More Fifty Shades of Grey style success stories to come? Yes, yes, yes…oh yes!

9 July 2012

Written by: Justine Costigan

In the endless discussions about the runaway best seller Fifty Shades of Grey by UK writer E L James, few commentators have suggested that the book is great literature. The sex scenes seem to do their job (if it’s not turning readers on it would hardly be a best seller), but the in-between dialogue is as convincing as, well, the script of a porno film. Even Oprah recommends skipping the bits that aren’t steamy.

E L James’ 50 Shades of Grey

Much has been written about its value as a post feminist treatise. Others suggest its virginal heroine and dominant leading man is part of a feminist backlash. Other critics dismiss it by calling it mommy porn, a category so stomach-churningly patronising it’s surprising it hasn’t prevented women from buying the book completely. And while it may be fun rolling our eyes and tearing the writing to shreds, that doesn’t mean we don’t enjoy reading it. Even Saturday Night Live has spoofed the guilty pleasure of Fifty Shades of Grey.

While there’s no doubt about it being porn, and few will defend it as a great work of literature, there has been a lot of dissent about why this very average novel has become the hit of 2012. Dubbed grey mania by Director Malcolm Day in a recent Age interview, he suggests the book alone may be responsible for significant increase in his overall business.

But how has this phenomenon occurred? There are plenty of examples of bad writing achieving phenomenal success, but 50 Shades has eclipsed them all. What’s even more extraordinary is that the success was largely achieved without the assistance of a publishing company. Publisher Random House  came on board only after the book had become the must-read novel of the year.

Although plenty of people are scratching their heads at 50 Shades of Grey’s success, understanding the trajectory of the book is fairly straightforward: the power of word of mouth meets the global reach of social media.

When I was in early high school the must read book was Kathy Lette and Gabrielle Carey’s Puberty Blues. Copies of the well-thumbed novel were passed between friends and hastily hidden from prowling nuns down the bottom of school bags, under mouldy sandwiches and squished bananas.

The appeal? A subject we were all interested in, a naughty read and the understanding that if you hadn’t read the book you couldn’t be part of the conversation. At some point, not having read the book became a quick road to social exclusion.

50 Shades of Grey has achieved the same result on a global scale, and like the teenage girls at my high school, author E L James started with a community of readers with a shared interest.

Beginning its life as fan fiction, 50 Shades of Grey was inspired by the characters of Bella and Edward from the Twilight series by Stephanie Meyer. By writing about characters for which there was already a huge fan base, James had a ready audience of willing readers. To massively simplify the process – the story soon took on a life of its own, the characters moved away from their Twilight inspiration, and a book was born. Originally an e-book, 50 Shades of Grey is reported to have sold 550,000 copies  faster than any other paperback including J K Rowling’s Harry Potter series and Dan Brown’s The Da Vinci Code.
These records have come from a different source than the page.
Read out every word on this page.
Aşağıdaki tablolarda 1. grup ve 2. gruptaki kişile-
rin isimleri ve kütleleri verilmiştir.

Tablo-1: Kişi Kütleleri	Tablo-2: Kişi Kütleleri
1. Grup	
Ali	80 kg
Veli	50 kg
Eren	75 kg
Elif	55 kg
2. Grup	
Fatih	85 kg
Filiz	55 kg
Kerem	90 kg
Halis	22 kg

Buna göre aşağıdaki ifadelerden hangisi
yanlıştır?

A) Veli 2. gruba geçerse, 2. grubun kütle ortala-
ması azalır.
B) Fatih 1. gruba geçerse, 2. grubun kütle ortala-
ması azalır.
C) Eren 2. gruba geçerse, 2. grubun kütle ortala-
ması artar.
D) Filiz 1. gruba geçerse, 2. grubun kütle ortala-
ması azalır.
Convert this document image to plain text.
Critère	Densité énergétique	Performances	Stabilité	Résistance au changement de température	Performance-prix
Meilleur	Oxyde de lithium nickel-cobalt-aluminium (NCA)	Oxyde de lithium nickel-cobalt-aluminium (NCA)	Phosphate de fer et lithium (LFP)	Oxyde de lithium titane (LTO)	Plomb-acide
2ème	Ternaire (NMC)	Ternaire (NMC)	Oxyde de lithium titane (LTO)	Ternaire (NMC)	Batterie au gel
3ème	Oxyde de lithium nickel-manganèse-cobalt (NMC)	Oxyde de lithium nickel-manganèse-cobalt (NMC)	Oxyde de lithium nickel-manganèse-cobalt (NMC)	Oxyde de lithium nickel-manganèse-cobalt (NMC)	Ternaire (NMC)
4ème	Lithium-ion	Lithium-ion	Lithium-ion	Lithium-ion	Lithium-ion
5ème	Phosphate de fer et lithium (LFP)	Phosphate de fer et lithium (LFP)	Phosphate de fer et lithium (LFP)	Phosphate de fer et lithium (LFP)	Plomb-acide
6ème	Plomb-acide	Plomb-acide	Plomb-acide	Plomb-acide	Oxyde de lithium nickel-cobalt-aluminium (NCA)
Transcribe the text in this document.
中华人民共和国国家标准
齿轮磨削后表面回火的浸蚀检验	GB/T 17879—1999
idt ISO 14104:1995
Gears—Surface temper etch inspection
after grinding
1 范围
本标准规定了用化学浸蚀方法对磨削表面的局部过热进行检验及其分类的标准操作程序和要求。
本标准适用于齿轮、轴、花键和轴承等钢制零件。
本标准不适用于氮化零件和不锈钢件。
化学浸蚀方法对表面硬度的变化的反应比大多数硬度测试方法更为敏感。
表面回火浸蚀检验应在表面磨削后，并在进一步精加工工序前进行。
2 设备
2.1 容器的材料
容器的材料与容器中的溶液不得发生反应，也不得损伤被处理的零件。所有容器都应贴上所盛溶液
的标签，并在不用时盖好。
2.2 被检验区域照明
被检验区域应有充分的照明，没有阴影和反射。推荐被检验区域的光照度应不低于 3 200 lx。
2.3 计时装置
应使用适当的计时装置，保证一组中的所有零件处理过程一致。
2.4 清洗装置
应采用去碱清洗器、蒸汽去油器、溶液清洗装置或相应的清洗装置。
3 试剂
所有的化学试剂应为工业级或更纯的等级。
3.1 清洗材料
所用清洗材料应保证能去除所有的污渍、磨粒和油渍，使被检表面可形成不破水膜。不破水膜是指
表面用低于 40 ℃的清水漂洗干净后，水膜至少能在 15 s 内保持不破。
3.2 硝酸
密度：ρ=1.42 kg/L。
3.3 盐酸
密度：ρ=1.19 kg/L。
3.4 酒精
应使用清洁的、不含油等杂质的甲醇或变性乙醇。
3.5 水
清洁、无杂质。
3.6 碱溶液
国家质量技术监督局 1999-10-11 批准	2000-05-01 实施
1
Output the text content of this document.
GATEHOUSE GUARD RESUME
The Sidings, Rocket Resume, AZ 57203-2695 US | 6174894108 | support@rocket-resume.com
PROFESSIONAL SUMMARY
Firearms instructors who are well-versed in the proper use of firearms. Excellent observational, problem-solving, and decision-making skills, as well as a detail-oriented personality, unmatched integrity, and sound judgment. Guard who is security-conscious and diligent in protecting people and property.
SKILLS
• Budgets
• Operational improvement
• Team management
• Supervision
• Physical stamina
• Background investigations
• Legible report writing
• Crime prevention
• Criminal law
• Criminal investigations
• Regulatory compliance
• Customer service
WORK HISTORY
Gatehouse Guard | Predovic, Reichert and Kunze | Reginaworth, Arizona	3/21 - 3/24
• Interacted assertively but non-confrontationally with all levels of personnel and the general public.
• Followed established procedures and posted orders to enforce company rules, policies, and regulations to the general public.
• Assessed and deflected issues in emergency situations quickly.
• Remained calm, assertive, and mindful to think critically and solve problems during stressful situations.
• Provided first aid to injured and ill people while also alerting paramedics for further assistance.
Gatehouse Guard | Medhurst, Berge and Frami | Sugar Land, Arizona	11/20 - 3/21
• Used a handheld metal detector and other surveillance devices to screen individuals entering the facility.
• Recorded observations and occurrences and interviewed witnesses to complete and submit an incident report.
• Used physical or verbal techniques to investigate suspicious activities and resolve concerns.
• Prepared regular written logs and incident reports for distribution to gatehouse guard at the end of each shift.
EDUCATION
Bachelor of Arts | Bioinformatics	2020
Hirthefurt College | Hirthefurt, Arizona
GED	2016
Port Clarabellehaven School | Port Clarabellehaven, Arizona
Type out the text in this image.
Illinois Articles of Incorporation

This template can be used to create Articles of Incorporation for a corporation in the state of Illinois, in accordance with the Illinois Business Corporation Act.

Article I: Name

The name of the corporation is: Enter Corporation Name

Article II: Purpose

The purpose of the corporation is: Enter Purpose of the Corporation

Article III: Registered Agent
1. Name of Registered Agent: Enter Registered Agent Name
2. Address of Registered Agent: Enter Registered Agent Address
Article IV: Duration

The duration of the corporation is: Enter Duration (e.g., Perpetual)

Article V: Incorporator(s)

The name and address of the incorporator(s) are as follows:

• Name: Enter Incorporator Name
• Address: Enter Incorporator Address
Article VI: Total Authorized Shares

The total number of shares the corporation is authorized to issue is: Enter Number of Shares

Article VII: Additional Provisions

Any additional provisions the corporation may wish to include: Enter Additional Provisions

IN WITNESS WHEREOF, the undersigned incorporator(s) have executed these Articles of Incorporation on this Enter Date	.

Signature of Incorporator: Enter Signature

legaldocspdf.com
More than 20 million copies have been sold worldwide.

While E L James has won the equivalent of the literary lottery, there’s hope for many writers in the story of her success: If you want your book to be read find your community of readers and share your work with them. Whatever subject you’re interested in – there’s bound to be a group of like-minded people gathering somewhere, either online or in person. Don’t be afraid to test your work on an audience and respond. Writers do their work alone but the end purpose is to find a readership – whether it’s a small local writing group or a global audience.

With self-publishing now an easy option for all writers, getting a book deal is no longer the only way to get your work out there. Like almost every aspect of contemporary culture and media today, traditional gatekeepers are losing their hold on what we watch, read and listen to.

50 Shades of Grey may seem to have appeared on the best seller lists out of the blue, but there’s no doubt many writers and publishers are closely analysing its success. And it’s a fairly sure bet that more best selling novels will emerge from the realms of self-published writers as we rely more on what our friends are ‘liking’ for recommendations than on traditional reviews.

And if all else fails of course, you can always write about sex.